Le « Particle Display » permet, d’une part, de visualiser en un clin d’oeil l’évolution spectrale et temporelle du signal réverbéré grâce à un superbe affichage sous forme de « particules » animées, ce qui s’avère très instructif, et d’autre part, d’agir directement sur cette évolution au travers de nœuds qu’il est possible de déplacer selon l’axe temporel horizontal. Il est ainsi très simple de déterminer les vitesses de déclin des différentes zones spectrales.
Le « Temporal Shaper » permet, quant à lui, d’agir sur les courbes d’évolution temporelle de trois composantes sonores de la réverbération :
- Decay (en vert) pour l’énergie ;
- Spread (en orange) pour la propagation au sein de l’image stéréo ;
- Density (en rose) pour la densité.
Notez qu’il est possible de limiter l’action du réglage « Spread » à une certaine plage de fréquences via le « Particle Display ».
À l’usage, ces deux sections sont fort intuitives et ouvrent des perspectives assez réjouissantes. Il est par exemple possible de créer une réverbe initialement mono qui gagne en largeur stéréo tout au long du déclin, ou bien encore de concevoir une sorte de réverbération inversée avec une énergie et une densité nulles à l’origine et maximales au bout d’un certain temps de déclin. Bref, largement de quoi faire turbiner votre créativité. Il est toutefois dommage que Sonible n’ait pas poussé le concept un cran au-dessus en proposant par exemple une synchronisation au tempo et des grilles temporelles magnétiques de façon à faire « groover » chacun de ces paramètres au rythme de votre composition. De même, la possibilité d’ajouter des points aux enveloppes du « Temporal Shaper » aurait pu rendre la smart:reverb diablement efficace en termes de Sound Design.

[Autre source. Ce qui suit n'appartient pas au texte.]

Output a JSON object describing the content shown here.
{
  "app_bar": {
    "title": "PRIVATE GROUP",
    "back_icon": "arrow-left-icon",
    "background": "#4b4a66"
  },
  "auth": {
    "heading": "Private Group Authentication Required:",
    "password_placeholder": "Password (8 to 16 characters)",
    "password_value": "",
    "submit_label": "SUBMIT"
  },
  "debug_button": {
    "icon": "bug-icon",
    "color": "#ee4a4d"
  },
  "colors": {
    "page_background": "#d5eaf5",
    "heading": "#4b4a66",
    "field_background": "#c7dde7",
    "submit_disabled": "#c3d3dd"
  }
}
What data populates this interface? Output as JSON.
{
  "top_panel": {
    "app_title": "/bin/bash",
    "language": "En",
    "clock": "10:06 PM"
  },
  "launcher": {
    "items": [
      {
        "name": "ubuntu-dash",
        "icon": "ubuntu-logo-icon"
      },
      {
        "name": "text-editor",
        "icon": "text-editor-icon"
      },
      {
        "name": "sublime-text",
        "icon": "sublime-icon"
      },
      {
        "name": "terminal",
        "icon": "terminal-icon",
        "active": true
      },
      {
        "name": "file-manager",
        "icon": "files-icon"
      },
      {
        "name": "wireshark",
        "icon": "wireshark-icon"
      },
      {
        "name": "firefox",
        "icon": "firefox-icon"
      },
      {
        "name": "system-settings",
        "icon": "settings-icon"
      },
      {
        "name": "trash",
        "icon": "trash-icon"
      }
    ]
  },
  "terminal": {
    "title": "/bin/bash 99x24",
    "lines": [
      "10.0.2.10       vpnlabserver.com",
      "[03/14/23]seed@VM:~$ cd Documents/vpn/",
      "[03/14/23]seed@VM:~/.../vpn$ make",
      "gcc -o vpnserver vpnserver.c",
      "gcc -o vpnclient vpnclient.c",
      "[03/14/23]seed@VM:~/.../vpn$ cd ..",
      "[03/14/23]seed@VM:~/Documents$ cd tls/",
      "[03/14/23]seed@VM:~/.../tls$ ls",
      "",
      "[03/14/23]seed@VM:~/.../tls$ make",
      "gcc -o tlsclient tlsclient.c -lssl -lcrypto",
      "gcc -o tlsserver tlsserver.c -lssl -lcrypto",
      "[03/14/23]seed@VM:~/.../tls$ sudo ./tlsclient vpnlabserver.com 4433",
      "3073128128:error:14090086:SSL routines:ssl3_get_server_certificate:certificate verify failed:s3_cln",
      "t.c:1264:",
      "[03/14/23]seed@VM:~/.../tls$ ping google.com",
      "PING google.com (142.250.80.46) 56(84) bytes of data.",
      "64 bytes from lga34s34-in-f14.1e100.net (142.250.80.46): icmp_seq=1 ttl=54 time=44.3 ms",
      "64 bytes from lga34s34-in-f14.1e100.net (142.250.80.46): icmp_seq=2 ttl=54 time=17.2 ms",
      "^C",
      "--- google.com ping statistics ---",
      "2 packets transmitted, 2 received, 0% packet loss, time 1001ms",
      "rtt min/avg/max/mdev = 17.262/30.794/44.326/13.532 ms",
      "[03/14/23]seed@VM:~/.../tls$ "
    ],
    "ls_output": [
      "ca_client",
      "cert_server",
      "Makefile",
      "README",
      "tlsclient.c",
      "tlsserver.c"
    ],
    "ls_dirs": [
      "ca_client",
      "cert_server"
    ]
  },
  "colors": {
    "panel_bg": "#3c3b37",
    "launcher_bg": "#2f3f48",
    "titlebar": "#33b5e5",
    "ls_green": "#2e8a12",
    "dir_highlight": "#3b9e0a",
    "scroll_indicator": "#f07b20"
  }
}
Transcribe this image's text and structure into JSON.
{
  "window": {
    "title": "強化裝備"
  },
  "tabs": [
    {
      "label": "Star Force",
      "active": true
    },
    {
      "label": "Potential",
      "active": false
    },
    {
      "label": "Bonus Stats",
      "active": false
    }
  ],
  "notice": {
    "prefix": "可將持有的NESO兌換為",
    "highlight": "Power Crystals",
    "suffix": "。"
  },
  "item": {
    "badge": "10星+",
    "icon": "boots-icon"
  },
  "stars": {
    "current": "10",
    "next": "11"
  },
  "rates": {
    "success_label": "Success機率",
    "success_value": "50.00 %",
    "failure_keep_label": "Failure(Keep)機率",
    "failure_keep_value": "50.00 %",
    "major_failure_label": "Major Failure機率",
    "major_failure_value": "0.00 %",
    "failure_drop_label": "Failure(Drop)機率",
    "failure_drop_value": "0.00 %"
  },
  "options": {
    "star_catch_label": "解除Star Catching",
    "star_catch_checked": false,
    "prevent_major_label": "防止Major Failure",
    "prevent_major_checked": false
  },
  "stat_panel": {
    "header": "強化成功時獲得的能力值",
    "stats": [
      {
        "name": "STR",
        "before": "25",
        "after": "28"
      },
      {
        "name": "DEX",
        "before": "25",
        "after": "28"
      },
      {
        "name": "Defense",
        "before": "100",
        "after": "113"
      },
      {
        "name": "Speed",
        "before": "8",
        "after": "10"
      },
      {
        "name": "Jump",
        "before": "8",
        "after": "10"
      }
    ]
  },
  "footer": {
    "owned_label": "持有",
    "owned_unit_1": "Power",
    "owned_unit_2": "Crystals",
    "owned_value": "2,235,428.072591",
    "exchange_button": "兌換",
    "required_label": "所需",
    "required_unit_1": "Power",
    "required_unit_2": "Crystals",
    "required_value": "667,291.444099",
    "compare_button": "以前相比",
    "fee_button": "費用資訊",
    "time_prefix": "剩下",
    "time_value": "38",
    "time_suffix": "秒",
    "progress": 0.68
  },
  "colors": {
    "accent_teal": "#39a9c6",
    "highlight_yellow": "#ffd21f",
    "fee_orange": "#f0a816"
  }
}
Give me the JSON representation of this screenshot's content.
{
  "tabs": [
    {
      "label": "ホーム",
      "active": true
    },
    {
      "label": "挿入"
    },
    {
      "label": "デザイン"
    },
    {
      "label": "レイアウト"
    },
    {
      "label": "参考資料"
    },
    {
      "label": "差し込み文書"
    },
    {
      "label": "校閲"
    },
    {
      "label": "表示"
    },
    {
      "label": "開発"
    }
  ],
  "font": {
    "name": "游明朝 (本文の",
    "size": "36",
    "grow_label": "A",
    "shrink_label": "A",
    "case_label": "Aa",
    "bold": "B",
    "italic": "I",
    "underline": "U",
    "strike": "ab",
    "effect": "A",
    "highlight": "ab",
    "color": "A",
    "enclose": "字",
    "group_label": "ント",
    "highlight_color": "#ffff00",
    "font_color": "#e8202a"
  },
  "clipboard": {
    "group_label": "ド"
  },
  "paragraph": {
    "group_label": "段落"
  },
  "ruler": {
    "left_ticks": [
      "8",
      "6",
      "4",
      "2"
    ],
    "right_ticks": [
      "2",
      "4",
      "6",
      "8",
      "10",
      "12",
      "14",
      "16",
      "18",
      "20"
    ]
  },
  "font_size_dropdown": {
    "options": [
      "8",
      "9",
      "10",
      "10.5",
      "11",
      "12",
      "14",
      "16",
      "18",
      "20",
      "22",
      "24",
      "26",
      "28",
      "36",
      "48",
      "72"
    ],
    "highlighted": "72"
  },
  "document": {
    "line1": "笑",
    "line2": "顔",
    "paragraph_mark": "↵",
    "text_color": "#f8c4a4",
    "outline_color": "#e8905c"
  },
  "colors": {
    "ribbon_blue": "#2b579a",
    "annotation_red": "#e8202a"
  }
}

Avant de voir la bête en action, il me reste à évoquer rapidement la section escamotable « Pre-Filter EQ » qui, comme son nom le laisse supposer, propose d’égaliser succinctement le signal source avant qu’il n’attaque la réverbe. Deux filtres sont disponibles avec pour chacun le choix entre des courbes HP, LP, Hi-Shelf, Lo-Shelf et filtre en cloche. Pas grand-chose à dire ici, si ce n’est qu’une troisième bande n’aurait pas été de refus.
Bien, il maintenant grand temps de mettre la bestiole en situation.
iReverb
Contrairement à d’habitude, cette séance d’écoute se fera au travers d’une vidéo. J’espère que ce changement de support vous plaira ! Bon visionnage et rendez-vous après ça pour la conclusion de ce banc d’essai.
Après mûre réflexion…
Suite à ce banc d’essai, plusieurs constats s’imposent. Tout d’abord, cette smart:reverb n’est pas pour tout le monde. Si vous êtes dans une optique de création d’environnements acoustiques réalistes, comme cela peut être le cas dans la musique orchestrale par exemple, cet outil n’est clairement pas le choix le plus adéquat. De même, si vous ne tenez pas à remettre en question vos vieilles habitudes de travail au travers des grands classiques de la réverbération algorithmique, passez votre chemin.
En revanche, en guise d’habillage d’ambiance pour les musiques actuelles privilégiant la sensation sonore au réalisme acoustique, il faut bien reconnaitre que le joujou de Sonible fait mouche. Une fois pris le pli, l’utilisation est on ne peut plus intuitive, le rendu est d’une qualité impeccable et la palette sonore suffisamment large pour ne pas devenir répétitive à la longue.
Bien sûr, la smart:reverb n’est pas parfaite. Cependant, il s’agit d’un outil innovant, diablement fonctionnel tel quel et qui promet un futur pour le moins jouissif si tant est que l’éditeur veuille bien creuser le sujet plus avant. En effet, le potentiel sur le plan « groovy » comme sur celui du Sound Design est énorme à mon humble avis. Le jour où Sonible travaillera la question de la synchronisation au tempo, je suis persuadé que ce beau joujou deviendra réellement un incontournable.
En attendant, je vous invite à télécharger la version d’évaluation afin de vous forger votre propre avis. Ne tardez pas trop, car Sonible propose actuellement un tarif de lancement cumulable avec plusieurs autres réductions si vous êtes déjà client chez eux ou si vous naviguez dans le milieu éducatif (enseignant ou étudiant), rendant ainsi l’outil encore plus attractif…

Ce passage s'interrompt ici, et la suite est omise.